The audit code would fill in an entry for au_ctx_hash(sid,policy_version),
if it isn't already filled in, when the context would previously have been
preallocated. But it stores (sid, policy_version) in the audit record,
and grabs the value from the table when it's time to actually log the
entry, i.e. where Steve's current patch fills in the string.
I guess whether this is worth it depends on how likely we are to lose
information with this current patch on a live system.

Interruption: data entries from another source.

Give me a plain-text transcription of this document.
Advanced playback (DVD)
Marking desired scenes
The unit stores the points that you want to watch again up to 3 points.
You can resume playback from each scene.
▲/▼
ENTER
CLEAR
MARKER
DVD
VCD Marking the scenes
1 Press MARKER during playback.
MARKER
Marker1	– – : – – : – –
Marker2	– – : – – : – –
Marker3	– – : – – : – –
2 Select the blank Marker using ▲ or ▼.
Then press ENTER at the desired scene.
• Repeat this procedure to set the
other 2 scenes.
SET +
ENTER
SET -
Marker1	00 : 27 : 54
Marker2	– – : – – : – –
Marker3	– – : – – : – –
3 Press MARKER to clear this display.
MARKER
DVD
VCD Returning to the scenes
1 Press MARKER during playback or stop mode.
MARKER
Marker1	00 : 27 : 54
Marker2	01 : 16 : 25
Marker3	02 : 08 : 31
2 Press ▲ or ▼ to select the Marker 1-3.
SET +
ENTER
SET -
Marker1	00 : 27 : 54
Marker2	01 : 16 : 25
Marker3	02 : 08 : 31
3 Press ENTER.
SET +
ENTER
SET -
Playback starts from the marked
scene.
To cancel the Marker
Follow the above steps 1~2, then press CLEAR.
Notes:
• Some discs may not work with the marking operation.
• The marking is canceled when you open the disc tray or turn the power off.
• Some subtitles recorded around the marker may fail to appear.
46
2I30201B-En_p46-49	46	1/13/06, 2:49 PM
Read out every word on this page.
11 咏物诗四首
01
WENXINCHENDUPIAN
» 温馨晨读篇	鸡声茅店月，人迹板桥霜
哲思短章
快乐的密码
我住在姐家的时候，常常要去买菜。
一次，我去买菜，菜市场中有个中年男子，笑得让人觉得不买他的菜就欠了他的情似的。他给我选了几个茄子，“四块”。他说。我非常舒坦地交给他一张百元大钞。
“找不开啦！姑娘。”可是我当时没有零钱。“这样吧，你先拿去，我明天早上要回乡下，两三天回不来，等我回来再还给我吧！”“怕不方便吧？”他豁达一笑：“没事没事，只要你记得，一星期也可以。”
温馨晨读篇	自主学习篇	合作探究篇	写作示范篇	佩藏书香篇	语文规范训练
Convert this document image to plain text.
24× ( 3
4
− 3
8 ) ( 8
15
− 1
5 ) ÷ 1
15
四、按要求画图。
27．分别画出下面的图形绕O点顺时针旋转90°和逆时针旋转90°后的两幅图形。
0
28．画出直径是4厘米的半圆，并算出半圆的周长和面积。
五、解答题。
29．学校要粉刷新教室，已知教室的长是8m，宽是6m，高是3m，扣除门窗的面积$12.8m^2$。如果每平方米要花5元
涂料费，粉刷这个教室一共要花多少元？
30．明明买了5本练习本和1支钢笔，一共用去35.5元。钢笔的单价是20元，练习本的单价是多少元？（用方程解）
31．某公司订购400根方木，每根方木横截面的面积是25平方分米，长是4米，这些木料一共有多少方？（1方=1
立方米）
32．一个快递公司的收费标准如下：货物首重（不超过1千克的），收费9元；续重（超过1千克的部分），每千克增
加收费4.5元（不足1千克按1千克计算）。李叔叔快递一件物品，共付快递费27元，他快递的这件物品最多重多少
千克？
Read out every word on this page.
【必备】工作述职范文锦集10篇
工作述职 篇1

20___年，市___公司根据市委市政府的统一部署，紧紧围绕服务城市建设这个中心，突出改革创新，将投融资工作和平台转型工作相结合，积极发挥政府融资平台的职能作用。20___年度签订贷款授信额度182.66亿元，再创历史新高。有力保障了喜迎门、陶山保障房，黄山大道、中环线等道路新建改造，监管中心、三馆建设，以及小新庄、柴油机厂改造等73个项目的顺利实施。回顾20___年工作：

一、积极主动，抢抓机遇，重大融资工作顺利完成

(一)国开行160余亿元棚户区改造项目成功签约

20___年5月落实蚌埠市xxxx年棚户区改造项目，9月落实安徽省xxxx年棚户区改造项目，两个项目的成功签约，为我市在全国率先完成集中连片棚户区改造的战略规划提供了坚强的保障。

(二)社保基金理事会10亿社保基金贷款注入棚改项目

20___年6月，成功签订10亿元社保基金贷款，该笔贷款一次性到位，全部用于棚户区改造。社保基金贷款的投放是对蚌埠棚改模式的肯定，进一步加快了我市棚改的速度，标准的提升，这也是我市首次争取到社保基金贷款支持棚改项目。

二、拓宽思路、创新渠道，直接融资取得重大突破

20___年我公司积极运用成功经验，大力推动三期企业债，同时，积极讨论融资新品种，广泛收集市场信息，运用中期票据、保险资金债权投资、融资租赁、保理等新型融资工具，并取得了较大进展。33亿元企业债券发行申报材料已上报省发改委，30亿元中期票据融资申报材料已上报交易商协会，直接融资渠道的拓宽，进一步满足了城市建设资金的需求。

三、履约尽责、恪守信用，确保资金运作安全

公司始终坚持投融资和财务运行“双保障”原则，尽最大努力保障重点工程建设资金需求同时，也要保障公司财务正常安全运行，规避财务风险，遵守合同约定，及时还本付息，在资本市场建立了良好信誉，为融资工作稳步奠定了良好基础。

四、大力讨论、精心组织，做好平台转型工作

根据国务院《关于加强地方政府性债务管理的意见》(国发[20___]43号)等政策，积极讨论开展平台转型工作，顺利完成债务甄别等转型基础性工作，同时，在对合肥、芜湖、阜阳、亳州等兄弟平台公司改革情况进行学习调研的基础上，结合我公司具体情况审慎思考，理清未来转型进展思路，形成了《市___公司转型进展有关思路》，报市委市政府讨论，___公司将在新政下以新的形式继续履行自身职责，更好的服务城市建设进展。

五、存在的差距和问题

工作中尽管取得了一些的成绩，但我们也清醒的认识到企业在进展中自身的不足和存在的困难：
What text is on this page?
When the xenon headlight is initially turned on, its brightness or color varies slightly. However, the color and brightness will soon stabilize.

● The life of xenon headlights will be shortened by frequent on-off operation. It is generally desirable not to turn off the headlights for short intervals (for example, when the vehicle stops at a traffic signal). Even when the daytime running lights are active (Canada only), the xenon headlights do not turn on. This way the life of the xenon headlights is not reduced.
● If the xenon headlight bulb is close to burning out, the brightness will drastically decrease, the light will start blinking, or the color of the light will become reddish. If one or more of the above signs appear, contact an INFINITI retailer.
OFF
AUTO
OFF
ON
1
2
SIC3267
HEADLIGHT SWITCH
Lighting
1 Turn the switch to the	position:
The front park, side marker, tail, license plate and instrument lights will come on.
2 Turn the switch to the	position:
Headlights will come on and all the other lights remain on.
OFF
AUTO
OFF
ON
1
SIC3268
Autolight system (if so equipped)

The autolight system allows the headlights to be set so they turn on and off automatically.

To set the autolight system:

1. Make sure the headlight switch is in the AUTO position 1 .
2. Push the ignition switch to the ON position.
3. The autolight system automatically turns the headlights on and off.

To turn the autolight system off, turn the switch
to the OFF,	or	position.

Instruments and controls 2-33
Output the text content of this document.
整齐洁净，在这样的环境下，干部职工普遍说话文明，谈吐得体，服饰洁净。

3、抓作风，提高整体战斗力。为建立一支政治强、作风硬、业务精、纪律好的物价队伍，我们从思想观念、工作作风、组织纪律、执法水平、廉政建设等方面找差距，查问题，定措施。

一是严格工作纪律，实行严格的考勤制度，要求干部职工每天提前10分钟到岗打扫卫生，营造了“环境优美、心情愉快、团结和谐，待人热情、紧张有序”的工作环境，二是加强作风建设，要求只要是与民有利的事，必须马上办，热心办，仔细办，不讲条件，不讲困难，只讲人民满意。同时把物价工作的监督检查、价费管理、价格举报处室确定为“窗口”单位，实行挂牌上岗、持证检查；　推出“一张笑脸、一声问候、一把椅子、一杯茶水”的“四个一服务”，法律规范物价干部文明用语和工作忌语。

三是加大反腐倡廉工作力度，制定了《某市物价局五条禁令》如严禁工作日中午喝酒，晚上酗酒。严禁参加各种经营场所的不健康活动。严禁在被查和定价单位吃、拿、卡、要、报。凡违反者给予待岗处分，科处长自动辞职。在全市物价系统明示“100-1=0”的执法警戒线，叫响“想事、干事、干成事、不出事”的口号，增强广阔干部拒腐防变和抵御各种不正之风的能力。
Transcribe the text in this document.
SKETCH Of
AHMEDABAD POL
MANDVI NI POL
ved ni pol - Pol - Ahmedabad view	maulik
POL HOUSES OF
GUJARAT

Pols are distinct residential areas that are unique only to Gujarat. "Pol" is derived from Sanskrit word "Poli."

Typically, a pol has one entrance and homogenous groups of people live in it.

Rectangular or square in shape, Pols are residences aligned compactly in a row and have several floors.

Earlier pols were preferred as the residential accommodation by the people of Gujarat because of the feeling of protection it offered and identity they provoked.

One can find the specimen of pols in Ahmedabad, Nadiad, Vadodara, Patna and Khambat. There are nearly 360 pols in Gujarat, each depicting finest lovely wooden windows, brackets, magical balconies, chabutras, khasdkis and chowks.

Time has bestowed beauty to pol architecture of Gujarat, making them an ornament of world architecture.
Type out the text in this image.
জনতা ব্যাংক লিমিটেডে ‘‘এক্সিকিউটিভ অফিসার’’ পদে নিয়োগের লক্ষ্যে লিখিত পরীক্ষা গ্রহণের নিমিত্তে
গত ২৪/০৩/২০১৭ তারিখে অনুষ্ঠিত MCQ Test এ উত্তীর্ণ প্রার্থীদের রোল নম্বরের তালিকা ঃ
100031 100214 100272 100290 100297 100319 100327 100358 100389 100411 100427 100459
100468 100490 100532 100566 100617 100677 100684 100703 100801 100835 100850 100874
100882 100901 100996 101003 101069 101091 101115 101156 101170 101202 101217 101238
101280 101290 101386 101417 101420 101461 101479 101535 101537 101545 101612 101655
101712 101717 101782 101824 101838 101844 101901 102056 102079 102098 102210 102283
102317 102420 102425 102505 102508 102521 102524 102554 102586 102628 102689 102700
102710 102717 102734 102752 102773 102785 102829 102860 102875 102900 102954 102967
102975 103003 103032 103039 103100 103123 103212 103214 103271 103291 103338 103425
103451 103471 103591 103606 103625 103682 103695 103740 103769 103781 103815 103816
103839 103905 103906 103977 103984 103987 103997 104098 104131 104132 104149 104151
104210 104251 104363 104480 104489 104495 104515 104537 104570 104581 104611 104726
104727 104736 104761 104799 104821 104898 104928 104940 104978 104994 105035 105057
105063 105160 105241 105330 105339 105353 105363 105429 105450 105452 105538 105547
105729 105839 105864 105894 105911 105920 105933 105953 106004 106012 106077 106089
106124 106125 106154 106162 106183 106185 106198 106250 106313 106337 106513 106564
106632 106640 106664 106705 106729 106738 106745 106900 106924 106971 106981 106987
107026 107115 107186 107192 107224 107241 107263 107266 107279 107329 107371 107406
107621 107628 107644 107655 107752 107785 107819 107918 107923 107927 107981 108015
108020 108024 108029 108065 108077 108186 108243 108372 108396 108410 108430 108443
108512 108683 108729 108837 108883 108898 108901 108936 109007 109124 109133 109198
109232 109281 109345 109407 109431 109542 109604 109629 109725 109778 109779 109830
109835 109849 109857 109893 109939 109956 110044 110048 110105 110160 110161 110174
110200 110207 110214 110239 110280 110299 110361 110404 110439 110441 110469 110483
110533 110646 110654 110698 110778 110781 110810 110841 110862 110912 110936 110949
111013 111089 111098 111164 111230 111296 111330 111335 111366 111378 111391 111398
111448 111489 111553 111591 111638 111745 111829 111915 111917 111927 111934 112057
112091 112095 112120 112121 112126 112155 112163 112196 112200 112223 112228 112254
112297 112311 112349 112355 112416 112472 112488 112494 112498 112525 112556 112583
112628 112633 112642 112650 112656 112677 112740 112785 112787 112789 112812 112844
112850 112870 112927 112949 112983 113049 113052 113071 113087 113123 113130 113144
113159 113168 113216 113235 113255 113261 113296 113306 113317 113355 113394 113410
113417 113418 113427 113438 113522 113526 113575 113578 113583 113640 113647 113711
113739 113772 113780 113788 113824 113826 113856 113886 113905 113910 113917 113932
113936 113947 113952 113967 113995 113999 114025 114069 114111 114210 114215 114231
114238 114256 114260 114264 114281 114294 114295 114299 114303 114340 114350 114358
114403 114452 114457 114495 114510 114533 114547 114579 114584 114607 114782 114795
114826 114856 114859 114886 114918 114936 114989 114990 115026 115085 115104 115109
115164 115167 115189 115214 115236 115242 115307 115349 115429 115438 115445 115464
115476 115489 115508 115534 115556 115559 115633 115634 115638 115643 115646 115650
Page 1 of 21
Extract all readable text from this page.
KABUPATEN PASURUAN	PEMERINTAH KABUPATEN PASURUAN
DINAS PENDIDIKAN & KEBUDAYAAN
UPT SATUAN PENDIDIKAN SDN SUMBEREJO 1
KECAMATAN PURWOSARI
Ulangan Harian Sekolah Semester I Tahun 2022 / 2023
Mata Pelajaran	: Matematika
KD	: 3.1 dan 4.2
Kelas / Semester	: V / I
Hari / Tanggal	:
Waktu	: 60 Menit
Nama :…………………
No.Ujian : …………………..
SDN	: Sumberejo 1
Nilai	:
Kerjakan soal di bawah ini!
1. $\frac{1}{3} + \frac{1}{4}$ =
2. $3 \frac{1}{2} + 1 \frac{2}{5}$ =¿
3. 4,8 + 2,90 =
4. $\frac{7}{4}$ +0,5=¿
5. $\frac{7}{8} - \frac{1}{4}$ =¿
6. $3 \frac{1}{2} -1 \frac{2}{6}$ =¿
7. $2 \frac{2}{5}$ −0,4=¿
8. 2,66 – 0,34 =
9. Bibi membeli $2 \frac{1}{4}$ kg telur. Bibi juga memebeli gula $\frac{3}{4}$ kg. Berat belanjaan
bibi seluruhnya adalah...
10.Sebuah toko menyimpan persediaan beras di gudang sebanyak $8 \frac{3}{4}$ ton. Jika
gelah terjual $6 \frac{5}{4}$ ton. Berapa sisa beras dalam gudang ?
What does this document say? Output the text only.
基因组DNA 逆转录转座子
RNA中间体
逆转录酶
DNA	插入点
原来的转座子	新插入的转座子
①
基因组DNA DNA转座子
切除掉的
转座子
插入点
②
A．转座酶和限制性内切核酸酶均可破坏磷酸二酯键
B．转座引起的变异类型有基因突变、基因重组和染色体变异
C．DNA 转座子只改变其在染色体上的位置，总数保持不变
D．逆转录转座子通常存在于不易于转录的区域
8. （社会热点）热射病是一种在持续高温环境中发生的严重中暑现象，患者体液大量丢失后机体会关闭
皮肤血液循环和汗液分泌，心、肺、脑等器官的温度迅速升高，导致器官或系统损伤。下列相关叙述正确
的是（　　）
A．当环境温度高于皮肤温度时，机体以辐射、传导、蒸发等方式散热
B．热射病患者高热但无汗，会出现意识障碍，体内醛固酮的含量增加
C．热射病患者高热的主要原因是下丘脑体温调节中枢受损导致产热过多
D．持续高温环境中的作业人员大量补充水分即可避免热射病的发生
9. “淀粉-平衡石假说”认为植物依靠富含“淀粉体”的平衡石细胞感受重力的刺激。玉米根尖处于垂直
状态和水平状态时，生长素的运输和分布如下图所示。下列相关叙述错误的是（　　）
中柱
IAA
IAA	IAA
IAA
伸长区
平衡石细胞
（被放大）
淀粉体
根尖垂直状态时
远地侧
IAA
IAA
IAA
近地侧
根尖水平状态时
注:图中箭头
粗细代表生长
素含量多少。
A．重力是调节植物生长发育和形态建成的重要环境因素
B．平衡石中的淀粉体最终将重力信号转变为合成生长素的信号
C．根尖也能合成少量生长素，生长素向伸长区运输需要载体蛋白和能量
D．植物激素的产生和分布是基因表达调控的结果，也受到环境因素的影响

People seem to constantly forget that SIDs aren't persistent and that
kernel SIDs aren't exported to userspace. So it doesn't help much to
augment them with a policy version.
However, that does bring up a separate issue beyond the inability to
allocate the context; the SID may be invalidated by a policy load, at
which point you'll get back the unlabeled context upon subsequent
attempts to map it to a context. Hence, if you have a policy reload
between the time you collect the SID and the time you generate the
context, you could "lose" the actual context information. But I think
that is mostly a documentation/procedural issue - don't ever remove
labels from the policy upon policy updates.